Moscow has made a very big bet. Russia can successfully get out of this predicament only if the current crisis really puts an end to the previous world order. In other words, this means that instead of pushing Russia out of the system, the system itself must cease to exist so that a new one could begin to form on entirely new conditions, different from those of the previous three decades. And yet, there is an echo of the previous turmoil. Despite internal problems, the Soviet Union remained one of the (two) structural pillars of world politics almost to the very end. The successor state lost that status and failed to regain it. In other words, rebuilding the potential and regaining the position of one of the leading world powers (both goals achieved) has not made Russia a systemic pillar of the international order. And so the only way to attain this status is to demolish the latter.
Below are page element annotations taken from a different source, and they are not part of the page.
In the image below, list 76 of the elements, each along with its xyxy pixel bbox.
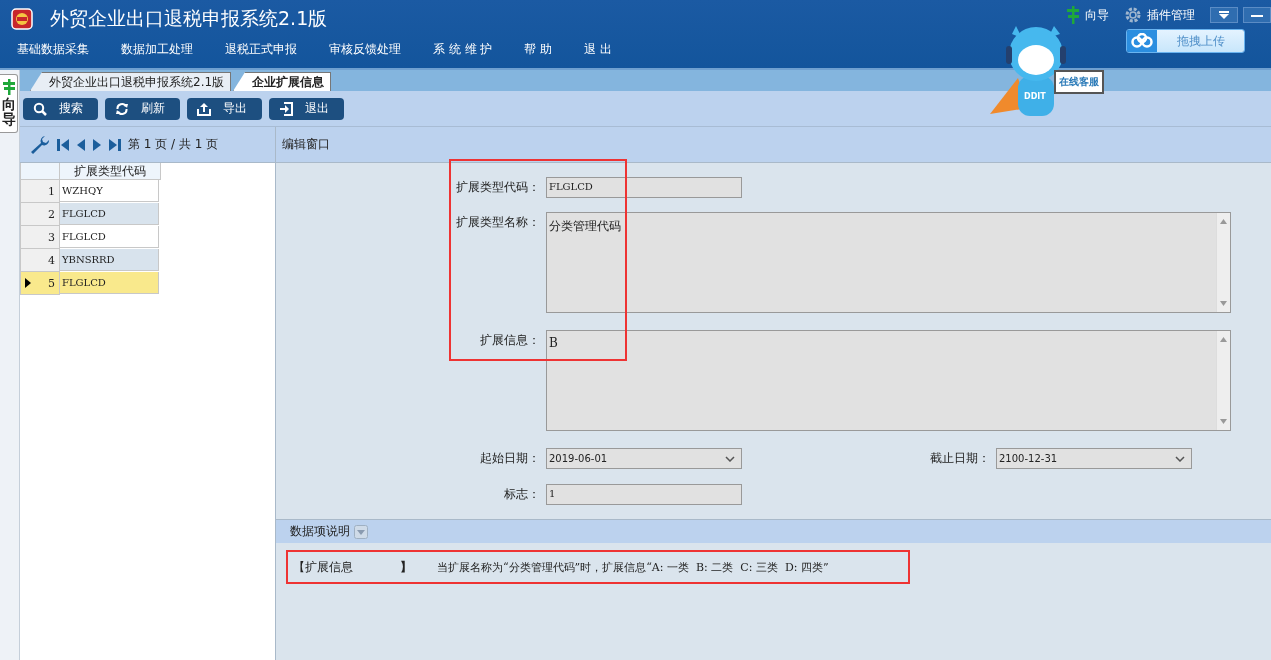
side-tab[interactable]: 向导 bbox=[0, 74, 18, 133]
row-pointer-icon bbox=[25, 278, 31, 288]
table-cell[interactable]: FLGLCD bbox=[60, 272, 159, 294]
side-tab-label: 向导 bbox=[1, 97, 16, 128]
scrollbar[interactable] bbox=[1216, 213, 1230, 312]
menu-item[interactable]: 帮 助 bbox=[524, 40, 553, 58]
field-label: 扩展类型代码： bbox=[455, 179, 540, 196]
menu-item[interactable]: 数据加工处理 bbox=[121, 40, 193, 58]
next-page-icon bbox=[92, 137, 102, 152]
input-field[interactable]: 1 bbox=[546, 484, 742, 505]
tab[interactable]: 外贸企业出口退税申报系统2.1版 bbox=[30, 72, 232, 91]
menu-item[interactable]: 基础数据采集 bbox=[17, 40, 89, 58]
item-name: 【扩展信息 bbox=[293, 558, 354, 576]
minimize-button[interactable] bbox=[1243, 7, 1271, 23]
plugin-manager-link[interactable]: 插件管理 bbox=[1147, 6, 1195, 24]
input-field[interactable]: FLGLCD bbox=[546, 177, 742, 198]
tab[interactable]: 企业扩展信息 bbox=[233, 72, 332, 91]
first-page-icon bbox=[56, 137, 70, 152]
field-label: 标志： bbox=[503, 486, 540, 503]
field-label: 截止日期： bbox=[929, 450, 990, 467]
scrollbar[interactable] bbox=[1216, 331, 1230, 430]
scroll-down-icon bbox=[1220, 419, 1227, 424]
menu-item[interactable]: 审核反馈处理 bbox=[329, 40, 401, 58]
guide-link[interactable]: 向导 bbox=[1085, 6, 1109, 24]
bracket-mark: 】 bbox=[400, 558, 413, 576]
row-number: 1 bbox=[20, 180, 60, 203]
shirt-label: DDIT bbox=[1024, 92, 1046, 101]
app-logo-icon bbox=[11, 8, 33, 30]
text-area[interactable]: 分类管理代码 bbox=[546, 212, 1231, 313]
row-number: 2 bbox=[20, 203, 60, 226]
toolbar-button[interactable]: 搜索 bbox=[23, 97, 98, 120]
row-number: 5 bbox=[20, 272, 60, 295]
date-dropdown[interactable]: 2100-12-31 bbox=[996, 448, 1192, 469]
signpost-icon bbox=[2, 79, 15, 95]
table-cell[interactable]: WZHQY bbox=[60, 180, 159, 202]
table-cell[interactable]: YBNSRRD bbox=[60, 249, 159, 271]
field-label: 起始日期： bbox=[479, 450, 540, 467]
search-icon bbox=[33, 101, 47, 116]
toolbar-button[interactable]: 刷新 bbox=[105, 97, 180, 120]
toolbar-button[interactable]: 退出 bbox=[269, 97, 344, 120]
last-page-icon bbox=[108, 137, 122, 152]
field-label: 扩展信息： bbox=[479, 332, 540, 349]
item-description: 当扩展名称为“分类管理代码”时，扩展信息“A: 一类 B: 二类 C: 三类 D: 四类” bbox=[437, 559, 829, 575]
settings-icon bbox=[1124, 6, 1142, 24]
refresh-icon bbox=[115, 101, 129, 116]
menu-item[interactable]: 退税正式申报 bbox=[225, 40, 297, 58]
scroll-up-icon bbox=[1220, 337, 1227, 342]
previous-page-icon bbox=[76, 137, 86, 152]
row-number: 3 bbox=[20, 226, 60, 249]
tray-arrow-icon bbox=[197, 101, 211, 116]
dropdown-button[interactable] bbox=[1210, 7, 1238, 23]
scroll-up-icon bbox=[1220, 219, 1227, 224]
wrench-icon bbox=[30, 134, 50, 155]
column-header: 扩展类型代码 bbox=[60, 163, 161, 180]
chevron-down-icon bbox=[725, 455, 735, 462]
date-dropdown[interactable]: 2019-06-01 bbox=[546, 448, 742, 469]
signpost-icon bbox=[1066, 6, 1080, 24]
section-title: 数据项说明 bbox=[290, 523, 350, 540]
chevron-down-icon bbox=[1175, 455, 1185, 462]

February 2022 also marked the beginning of another experiment, no less ambitious in scale and design. Russia is making efforts to reverse the course of political development and bring back the old political thinking (call it traditional) to itself and the whole world. Its principles are at odds with the declared principles of the new one: value pluralism (instead of universality), reliance on the balance of power (not interests), and finally, classical military conflict as a way to solve problems if other methods do not work. These postulates were in effect for most of human history. But over the past thirty-odd years, everybody came to believe in “everlasting peace” after the “end of history” so much that the reversal causes a deep shock.
The collapse per se began on February 24th. And there is no going back either for Russia or for anyone else. But it will take time for the world to grasp the consequences.
Once again, for the fourth time in slightly more than a hundred years, Russia selflessly takes on the role—and the burden—of the key global change agent. Are we not tired yet? “But we can say that in some way we are an exceptional nation. We are one of those nations that do not seem to form an integral part of humanity, but that exist only to teach the world some great lesson. The lesson we are called upon to give will certainly not be lost; but who knows when we will find ourselves belonging in humanity, and how much misfortune we will experience before our predestination is fulfilled?” (Pyotr Chaadaev. Philosophical Letter. Telescope Journal, 1836).